Dinner:  Brocolli, onion, garlic, chives, turkey breast, little bit of low fat cream. Couscous.

 

Looking for lost muscles October 10, 2006

Filed under: Not so good, Observations, While working out — 10000steps @ 7:46 pm

I remember when I was still teaching pencak silat, that I was very strong. I could out carry and lift a lot of the guys even.

Now I am convinced, that somewhere along the way I have lost my muscles. Sure some muscles have gone weaker, but I am sure that my stomach muscles have gone on vacation, disappeared, and their vacant space occupied by fat.

But for motivation sake, I did a bad thing. Yes, I admit it. I purposely avoided a lot of weight training the past 4 months, simply because I figured I’d get around to it.  Weight training is more fun, then cardio, so no biggy there. But the problem about building muscle, is that muscles are heavier then fat. I think the mental challenge to weight loss is the hardest for me, so the LAST thing I need is being discouraged by weight gain.

But with the arrival of my (indoor) fitness equipment (thank god, it’s getting too bloody dark, cold, and wet), my new rowing machine and bodyshaper arrived. 

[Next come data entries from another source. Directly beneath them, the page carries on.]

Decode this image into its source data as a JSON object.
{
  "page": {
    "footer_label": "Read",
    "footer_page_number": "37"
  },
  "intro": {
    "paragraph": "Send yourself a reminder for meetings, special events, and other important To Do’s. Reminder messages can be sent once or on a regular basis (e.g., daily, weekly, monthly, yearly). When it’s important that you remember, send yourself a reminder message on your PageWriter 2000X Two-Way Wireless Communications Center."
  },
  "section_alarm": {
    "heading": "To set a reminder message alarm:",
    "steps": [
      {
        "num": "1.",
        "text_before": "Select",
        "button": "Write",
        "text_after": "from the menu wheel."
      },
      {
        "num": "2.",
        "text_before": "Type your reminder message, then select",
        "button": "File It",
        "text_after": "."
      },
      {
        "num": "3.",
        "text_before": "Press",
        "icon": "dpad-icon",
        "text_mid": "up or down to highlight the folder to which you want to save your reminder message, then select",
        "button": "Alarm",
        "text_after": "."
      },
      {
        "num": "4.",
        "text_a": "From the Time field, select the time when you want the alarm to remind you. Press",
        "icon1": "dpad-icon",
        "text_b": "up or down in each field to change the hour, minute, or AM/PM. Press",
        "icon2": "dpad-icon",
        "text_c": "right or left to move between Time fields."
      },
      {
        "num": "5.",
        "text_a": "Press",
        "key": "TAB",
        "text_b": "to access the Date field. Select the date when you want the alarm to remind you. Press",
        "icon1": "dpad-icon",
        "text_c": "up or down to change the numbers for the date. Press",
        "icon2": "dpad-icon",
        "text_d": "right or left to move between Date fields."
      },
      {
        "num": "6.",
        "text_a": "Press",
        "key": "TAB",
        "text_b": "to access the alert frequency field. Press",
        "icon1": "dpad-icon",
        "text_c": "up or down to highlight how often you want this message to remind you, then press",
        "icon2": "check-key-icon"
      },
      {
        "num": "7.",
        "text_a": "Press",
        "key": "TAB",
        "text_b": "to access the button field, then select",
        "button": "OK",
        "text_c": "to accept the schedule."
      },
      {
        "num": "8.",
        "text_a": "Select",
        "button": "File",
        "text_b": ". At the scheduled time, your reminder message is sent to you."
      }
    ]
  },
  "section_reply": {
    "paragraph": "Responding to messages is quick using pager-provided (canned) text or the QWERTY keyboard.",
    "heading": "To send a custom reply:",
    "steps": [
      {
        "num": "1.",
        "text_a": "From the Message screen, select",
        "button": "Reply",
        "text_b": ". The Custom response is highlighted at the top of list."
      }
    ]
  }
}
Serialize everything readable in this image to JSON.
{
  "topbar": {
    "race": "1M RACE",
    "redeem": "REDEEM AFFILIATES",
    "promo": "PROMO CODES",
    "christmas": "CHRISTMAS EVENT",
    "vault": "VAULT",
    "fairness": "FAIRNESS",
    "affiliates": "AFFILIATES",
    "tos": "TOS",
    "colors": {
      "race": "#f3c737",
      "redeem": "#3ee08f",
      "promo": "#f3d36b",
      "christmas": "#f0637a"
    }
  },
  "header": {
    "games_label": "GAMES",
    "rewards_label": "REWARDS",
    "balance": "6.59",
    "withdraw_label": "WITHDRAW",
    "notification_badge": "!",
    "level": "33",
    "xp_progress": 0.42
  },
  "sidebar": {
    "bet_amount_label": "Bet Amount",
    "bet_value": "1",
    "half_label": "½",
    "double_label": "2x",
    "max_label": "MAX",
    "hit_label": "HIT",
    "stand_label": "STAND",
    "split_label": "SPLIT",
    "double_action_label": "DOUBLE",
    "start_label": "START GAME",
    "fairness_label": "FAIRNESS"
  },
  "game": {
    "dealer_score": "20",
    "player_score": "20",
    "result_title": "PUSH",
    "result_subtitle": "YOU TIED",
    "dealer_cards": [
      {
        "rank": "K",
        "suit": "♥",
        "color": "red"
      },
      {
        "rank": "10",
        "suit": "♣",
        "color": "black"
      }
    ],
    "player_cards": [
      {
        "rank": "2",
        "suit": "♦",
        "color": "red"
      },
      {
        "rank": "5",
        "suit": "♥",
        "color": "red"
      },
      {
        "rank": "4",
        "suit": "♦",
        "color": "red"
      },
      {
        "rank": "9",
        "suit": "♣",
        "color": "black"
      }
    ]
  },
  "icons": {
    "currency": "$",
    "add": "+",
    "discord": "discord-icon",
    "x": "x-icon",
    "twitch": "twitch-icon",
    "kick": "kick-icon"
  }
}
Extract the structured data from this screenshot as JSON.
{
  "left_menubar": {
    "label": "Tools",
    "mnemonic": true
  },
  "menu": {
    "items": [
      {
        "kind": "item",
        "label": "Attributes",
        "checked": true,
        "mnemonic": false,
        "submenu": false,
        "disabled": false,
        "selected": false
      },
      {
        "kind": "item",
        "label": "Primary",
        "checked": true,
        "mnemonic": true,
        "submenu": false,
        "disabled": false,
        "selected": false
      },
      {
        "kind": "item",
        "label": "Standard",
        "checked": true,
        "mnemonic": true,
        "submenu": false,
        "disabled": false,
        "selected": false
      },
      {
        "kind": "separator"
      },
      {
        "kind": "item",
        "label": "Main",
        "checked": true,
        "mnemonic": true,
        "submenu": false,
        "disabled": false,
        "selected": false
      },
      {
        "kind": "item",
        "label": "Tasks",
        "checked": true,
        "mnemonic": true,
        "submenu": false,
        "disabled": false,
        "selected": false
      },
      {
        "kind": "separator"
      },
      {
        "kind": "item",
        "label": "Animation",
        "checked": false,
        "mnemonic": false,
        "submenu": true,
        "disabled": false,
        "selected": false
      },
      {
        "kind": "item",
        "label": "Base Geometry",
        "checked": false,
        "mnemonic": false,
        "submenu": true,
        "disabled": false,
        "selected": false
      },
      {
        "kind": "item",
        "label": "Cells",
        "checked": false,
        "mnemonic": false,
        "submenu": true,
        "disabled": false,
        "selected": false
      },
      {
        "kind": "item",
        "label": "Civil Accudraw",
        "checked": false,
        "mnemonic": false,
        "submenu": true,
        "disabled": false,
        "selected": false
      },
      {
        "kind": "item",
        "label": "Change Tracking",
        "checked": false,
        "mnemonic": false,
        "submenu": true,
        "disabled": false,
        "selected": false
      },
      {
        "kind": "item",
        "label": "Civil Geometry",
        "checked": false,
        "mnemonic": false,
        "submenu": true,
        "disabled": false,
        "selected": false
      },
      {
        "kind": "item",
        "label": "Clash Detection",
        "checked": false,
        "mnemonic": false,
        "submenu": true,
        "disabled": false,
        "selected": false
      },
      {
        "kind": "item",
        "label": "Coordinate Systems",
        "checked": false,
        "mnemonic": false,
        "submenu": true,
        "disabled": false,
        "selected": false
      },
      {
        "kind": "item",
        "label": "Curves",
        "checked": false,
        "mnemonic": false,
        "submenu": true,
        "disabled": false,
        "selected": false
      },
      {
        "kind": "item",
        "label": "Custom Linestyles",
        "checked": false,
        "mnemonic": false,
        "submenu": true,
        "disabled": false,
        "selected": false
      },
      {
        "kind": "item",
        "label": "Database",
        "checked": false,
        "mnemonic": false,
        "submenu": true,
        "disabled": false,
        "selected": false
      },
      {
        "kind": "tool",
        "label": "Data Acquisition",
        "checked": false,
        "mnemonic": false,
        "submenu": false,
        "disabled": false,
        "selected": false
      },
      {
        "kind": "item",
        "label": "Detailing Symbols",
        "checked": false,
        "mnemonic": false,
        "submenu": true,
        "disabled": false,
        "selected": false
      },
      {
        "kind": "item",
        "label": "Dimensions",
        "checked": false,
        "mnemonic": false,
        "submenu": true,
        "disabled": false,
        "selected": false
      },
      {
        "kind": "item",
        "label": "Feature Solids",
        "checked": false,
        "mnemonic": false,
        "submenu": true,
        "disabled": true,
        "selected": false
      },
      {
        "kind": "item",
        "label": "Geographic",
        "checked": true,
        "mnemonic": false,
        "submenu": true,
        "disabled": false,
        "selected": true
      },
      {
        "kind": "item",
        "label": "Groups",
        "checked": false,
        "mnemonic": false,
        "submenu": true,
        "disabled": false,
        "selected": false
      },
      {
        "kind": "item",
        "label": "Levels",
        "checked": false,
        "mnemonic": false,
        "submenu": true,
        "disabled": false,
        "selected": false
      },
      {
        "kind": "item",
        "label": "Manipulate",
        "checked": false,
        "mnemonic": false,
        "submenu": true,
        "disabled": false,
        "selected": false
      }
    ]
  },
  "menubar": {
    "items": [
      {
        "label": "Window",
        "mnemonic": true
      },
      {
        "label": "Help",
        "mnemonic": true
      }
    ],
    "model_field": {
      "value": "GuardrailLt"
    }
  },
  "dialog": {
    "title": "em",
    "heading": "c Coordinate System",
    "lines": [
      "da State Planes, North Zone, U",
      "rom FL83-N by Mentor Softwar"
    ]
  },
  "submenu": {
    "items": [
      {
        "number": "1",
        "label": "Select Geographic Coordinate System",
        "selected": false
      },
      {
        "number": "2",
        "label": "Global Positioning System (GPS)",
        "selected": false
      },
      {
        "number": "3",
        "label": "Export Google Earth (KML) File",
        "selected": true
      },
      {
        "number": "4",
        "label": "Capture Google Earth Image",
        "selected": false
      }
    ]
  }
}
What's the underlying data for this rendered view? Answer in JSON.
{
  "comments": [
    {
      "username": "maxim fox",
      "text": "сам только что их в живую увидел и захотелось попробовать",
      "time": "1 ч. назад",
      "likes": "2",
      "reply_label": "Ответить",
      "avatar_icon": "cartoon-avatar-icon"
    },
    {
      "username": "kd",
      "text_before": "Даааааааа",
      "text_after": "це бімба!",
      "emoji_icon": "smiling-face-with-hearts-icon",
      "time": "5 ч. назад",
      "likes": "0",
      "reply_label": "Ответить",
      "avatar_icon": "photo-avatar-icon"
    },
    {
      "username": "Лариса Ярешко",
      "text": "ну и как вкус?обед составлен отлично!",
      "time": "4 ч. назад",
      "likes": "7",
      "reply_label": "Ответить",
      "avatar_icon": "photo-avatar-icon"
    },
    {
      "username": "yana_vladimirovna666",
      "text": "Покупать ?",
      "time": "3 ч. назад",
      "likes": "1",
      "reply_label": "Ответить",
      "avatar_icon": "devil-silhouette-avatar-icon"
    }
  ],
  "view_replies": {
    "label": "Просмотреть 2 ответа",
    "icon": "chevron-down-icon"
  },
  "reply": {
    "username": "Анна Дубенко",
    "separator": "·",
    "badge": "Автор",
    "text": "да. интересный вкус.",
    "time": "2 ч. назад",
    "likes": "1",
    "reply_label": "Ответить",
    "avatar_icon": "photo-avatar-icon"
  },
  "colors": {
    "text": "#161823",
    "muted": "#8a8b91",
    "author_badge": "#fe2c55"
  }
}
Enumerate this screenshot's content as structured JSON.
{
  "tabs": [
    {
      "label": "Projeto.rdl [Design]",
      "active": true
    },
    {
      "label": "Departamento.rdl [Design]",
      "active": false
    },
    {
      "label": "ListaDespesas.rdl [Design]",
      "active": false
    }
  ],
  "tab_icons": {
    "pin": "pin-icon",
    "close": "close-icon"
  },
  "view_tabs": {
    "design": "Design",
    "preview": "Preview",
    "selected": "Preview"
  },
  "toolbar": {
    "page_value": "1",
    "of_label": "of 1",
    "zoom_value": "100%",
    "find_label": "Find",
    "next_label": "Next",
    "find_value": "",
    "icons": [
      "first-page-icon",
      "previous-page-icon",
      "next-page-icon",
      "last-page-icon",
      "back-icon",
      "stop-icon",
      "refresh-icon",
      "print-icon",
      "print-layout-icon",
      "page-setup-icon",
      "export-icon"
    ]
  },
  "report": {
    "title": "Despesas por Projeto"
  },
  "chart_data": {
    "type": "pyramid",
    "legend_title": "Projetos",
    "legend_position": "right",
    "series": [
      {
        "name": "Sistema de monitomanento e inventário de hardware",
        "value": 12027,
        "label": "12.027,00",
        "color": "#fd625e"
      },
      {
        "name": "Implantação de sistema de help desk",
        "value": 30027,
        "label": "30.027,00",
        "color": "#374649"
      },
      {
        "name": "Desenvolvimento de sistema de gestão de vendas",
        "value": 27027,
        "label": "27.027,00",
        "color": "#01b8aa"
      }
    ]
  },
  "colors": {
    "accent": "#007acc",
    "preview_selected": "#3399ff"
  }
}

The body shaper already felt like a near death experience. But the rowing machine is far far worse. I am convinced that unlike my old rowing machine (which I used for cardio) it is a device of torture. It is pay back time for doing too much cardio, and too little weight training.

First you strap on a heart monitor, I select a program (fat burning.) Now the rowing machine is smart, based on my heart rate it will decrease and increase the weight to pull. So when my heart rate is too low to burn fat, it will increase the heaviness of my pull.

Now here is the bloodie problem……cardio wise I am nearing to be in a very good shape, so my heart rate doesn’t go up easy enough. The machine adjusts itself to have a very heavy pull. O MY GAWD. Someone find me some muscles quick.